G8 delivers false dawn in land of the rising sun

Dawn at Mt. Youtei, seen from the International Media Center of the G8 Summit Credits: Inae/Caritas Japan

Dawn at Mt. Youtei, seen from the International Media Center of the G8 Summit Credits: Inae/Caritas Japan

Caritas says that the G8 Summit in Japan has delivered a plan of inaction on Africa, aid and climate change.

Caritas Representative at the G8, Joseph Donnelly said, “The outcomes of the 2008 G8 are stalemate on climate change and a broken record on aid for Africa. The world was looking for fresh leadership, but instead got Groundhog Day.”

The Japan G8 promised to uphold previous pledges made at the 2005 G8 summit on increased levels of aid, but contained no detail on how they were going to do that or how they were going to reverse the reality that aid levels are in decline. Three years into the G8’s five year plan on increasing overseas aid to $50 billion a year, only a fifth of the money has been delivered.

The Japan G8 failed to address the $27bn shortfall in aid that is putting a potential 5 million lives at risk. The 2008 G8 is at the halfway point to the deadline for reaching the Millennium Development Goals with the anti-poverty targets way off target.

Mr Donnelly said, “Reheated commitments on aid that we’re still waiting to see fulfilled three years later will not deliver food, education, clean water, and health to the poorest people. Summing up the 2008 G8 in Japan, the morning after always looks grim if you happen to be wearing last night’s dress.

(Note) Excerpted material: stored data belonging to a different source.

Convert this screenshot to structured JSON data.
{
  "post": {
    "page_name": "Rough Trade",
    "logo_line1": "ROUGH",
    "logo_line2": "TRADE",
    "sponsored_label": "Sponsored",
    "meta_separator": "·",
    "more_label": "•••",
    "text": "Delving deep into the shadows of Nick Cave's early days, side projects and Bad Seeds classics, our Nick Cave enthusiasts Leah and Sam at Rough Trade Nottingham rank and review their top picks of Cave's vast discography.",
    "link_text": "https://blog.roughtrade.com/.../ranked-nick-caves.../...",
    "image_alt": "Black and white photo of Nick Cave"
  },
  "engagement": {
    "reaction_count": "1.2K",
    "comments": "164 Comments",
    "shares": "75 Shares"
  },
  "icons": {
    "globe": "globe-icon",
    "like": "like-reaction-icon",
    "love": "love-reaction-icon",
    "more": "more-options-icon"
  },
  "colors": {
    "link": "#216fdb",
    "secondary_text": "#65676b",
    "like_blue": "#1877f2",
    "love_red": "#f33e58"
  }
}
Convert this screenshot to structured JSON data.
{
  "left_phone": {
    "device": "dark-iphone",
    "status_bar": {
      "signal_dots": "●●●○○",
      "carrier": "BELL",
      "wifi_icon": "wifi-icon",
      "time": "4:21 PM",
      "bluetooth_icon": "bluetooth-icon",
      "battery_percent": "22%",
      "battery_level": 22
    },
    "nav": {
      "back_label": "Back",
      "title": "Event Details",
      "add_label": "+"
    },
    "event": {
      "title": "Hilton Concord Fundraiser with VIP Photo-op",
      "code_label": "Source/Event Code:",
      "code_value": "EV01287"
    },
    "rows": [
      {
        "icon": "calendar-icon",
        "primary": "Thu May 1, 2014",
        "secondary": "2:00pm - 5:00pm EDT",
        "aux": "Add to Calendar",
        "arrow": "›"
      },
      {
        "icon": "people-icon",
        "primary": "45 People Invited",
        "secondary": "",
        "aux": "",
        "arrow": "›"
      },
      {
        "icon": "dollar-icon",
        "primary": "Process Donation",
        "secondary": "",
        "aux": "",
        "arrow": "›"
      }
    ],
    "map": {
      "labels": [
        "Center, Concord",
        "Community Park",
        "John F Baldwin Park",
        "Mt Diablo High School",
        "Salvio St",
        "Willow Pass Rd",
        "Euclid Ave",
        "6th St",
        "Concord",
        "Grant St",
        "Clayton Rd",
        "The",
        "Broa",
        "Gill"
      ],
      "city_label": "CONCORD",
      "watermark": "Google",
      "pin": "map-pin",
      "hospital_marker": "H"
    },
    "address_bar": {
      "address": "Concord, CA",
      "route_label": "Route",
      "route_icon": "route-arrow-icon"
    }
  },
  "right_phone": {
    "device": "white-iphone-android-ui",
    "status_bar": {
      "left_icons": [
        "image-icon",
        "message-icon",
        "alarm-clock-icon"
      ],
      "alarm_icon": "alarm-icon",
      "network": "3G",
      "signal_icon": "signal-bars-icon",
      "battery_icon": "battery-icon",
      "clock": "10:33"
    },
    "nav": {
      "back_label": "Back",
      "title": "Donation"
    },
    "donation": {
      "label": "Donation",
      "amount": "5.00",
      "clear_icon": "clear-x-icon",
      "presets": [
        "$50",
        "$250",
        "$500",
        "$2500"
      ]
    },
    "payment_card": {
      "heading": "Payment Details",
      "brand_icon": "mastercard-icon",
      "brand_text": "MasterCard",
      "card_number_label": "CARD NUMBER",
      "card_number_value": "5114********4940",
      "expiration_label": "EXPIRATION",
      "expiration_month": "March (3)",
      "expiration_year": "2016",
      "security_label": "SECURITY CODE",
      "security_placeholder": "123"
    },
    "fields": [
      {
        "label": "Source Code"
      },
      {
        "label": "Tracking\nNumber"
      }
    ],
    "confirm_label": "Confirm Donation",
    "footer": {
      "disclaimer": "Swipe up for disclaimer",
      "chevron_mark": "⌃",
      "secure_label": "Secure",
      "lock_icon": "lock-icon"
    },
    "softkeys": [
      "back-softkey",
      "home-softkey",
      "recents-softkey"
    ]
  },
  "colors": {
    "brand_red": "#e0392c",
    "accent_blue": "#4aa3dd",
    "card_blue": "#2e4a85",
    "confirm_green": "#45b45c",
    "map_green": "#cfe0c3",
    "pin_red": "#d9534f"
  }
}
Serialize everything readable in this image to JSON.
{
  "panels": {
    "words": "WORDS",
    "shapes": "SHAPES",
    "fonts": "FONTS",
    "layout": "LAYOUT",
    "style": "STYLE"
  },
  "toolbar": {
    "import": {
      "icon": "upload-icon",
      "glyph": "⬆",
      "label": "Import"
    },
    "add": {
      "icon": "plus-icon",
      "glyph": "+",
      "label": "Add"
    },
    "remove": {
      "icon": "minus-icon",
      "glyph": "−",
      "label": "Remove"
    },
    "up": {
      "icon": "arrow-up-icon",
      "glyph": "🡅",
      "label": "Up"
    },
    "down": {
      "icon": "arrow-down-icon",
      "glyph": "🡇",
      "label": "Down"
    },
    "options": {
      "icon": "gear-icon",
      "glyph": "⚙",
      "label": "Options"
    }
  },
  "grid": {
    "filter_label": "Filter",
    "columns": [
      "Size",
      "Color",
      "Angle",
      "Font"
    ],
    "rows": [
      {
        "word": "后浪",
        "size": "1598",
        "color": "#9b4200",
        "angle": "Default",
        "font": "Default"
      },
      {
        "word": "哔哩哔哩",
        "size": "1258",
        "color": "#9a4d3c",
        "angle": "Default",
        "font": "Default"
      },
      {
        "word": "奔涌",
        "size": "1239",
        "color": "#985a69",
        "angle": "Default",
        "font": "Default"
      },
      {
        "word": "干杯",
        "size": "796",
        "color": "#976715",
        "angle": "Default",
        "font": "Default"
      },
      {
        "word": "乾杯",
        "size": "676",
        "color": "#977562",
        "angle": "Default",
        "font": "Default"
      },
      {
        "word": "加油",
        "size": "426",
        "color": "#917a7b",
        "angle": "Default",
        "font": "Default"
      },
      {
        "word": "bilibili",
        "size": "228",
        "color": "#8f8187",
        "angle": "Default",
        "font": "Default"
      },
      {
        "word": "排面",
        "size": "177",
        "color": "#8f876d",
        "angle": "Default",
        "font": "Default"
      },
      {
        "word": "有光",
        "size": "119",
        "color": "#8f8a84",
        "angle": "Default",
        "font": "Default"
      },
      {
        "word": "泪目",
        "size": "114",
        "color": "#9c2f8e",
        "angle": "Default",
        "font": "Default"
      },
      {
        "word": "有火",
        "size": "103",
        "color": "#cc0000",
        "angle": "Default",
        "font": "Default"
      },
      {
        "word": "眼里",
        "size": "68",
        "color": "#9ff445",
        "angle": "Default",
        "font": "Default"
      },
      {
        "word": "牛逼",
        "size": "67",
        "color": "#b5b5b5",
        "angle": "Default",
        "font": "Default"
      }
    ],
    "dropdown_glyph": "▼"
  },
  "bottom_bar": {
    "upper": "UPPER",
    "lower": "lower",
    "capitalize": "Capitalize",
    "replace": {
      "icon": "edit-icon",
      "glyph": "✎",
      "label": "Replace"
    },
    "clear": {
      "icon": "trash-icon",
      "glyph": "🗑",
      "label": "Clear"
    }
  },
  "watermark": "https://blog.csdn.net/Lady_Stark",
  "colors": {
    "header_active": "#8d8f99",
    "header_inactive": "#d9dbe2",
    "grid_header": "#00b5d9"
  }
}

“The tragedy is that we can show the massive improvements that have been made in developing countries with the little amounts of aid that have been delivered. The G8 countries can afford to deliver on their aid pledges so it will be a scandal if the Millennium Development Goals fail to be reached because of lack of financing.”

Caritas said that in the Land of the Rising Sun, the G8 promised a false dawn on climate change. There was stalemate on cutting carbon emissions in a meeting between the G8 and eight emerging nations that include India and China.

“We seek to share with all Parties to the UNFCCC the vision of, and together with them to consider and adopt in the UNFCCC negotiations, the goal of achieving at least 50 percent reduction of global emissions by 2050, recognising that this global challenge can only be met by a global response ” the leaders said in a statement.

The UNFCCC refers to the United Nations Framework Convention on Climate Change, which entered into force in 1994 setting an overall framework for intergovernmental efforts to tackle the challenge posed by climate change.

Mr Donnelly said, “G8 leaders needed to end the inertia on carbon emissions, instead they repeated in 2008 what was said 16 years ago at the 1992 Earth Summit in Rio. It’s a plan for inertia in which the poor are paying the cost now on behalf of the rich countries who are responsible, but in which the whole world will eventually foot the bill of an increasingly hostile climate.”

Joseph Donnelly is the Caritas Internationalis Head of Delegation to the UN in New York. He is campaigning at G8 civil society events alongside Caritas Japan.

Please contact Mr Donnelly on (+81) 080.6093.6170 or (+81) 090 7739 9528 or [email protected]

Head of Communications at Caritas Internationalis: Patrick Nicholson on +39 06 69879725 or +39 334 3590700 or e-mail [email protected]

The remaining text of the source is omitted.